Risks can be controllable or uncountable, price fluctuations in commodity prices is
generally not considered controllable due to some of the market factors which cannot b
controlled although it can be mitigated by increasing or decreasing one's exposure to the
risk e.g. if a lay man wants to invest in the business he can mitigate the risks by hiring a
broker for himself instead of doing investments on his own (Fragnire, 2007).

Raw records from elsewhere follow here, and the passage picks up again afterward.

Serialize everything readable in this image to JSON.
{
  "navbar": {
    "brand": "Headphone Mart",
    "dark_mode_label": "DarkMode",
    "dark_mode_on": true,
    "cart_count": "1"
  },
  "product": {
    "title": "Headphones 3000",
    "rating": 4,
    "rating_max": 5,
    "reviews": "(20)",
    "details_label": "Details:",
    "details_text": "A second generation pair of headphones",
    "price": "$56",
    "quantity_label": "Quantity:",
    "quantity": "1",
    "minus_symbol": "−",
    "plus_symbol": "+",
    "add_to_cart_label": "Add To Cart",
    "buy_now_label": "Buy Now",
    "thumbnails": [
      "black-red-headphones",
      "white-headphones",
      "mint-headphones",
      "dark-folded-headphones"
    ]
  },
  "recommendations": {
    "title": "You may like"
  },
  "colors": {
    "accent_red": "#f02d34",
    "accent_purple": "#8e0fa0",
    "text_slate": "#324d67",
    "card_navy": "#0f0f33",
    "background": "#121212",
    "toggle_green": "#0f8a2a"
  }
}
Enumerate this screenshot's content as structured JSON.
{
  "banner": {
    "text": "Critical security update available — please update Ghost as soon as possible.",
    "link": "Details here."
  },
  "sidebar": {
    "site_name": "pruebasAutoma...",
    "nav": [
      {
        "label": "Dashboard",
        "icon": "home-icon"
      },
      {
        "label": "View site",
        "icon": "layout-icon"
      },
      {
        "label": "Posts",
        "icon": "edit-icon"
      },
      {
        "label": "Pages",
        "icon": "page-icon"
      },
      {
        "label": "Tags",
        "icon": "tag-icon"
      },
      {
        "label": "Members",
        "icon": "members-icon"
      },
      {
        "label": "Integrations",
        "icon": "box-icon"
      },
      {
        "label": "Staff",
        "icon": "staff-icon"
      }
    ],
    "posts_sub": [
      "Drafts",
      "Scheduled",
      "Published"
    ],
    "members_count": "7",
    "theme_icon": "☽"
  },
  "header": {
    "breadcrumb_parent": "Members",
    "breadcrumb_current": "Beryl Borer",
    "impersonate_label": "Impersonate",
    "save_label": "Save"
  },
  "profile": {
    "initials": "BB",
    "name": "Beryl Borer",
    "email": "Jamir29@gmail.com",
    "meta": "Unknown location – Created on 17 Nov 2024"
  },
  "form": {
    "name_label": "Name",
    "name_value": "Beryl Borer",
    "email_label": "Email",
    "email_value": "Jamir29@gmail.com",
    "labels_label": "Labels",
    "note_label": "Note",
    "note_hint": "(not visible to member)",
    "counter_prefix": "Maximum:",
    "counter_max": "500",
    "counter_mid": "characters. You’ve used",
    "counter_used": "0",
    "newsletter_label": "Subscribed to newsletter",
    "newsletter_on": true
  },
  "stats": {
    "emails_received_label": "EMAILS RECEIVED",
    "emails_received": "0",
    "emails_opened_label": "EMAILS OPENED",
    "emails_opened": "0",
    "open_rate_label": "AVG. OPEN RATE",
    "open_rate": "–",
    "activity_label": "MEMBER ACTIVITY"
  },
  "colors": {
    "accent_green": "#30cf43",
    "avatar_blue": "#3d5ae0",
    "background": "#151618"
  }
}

If people tend to perceive that they have control over the risks associated with their
investments then such risks are more acceptable for an investor or they are more willing
to take such risks. An individual tends to have a control over the risks of its investment if
he can mitigate or eliminate the risks. While controllability can also be confused with
illusion of control in which individual tend to consider his perceive risk lower than
actual because they think they have control over their investment risks, while in actual
they don't. Because of these factors investors tend to take high risk investment products,
rather they are more willing to accept greater risk than others hence controllable risks
are classified as those risks which we can influence or mitigate, while uncontrollable risk
factors are those which cannot be influenced (Doss, 2012).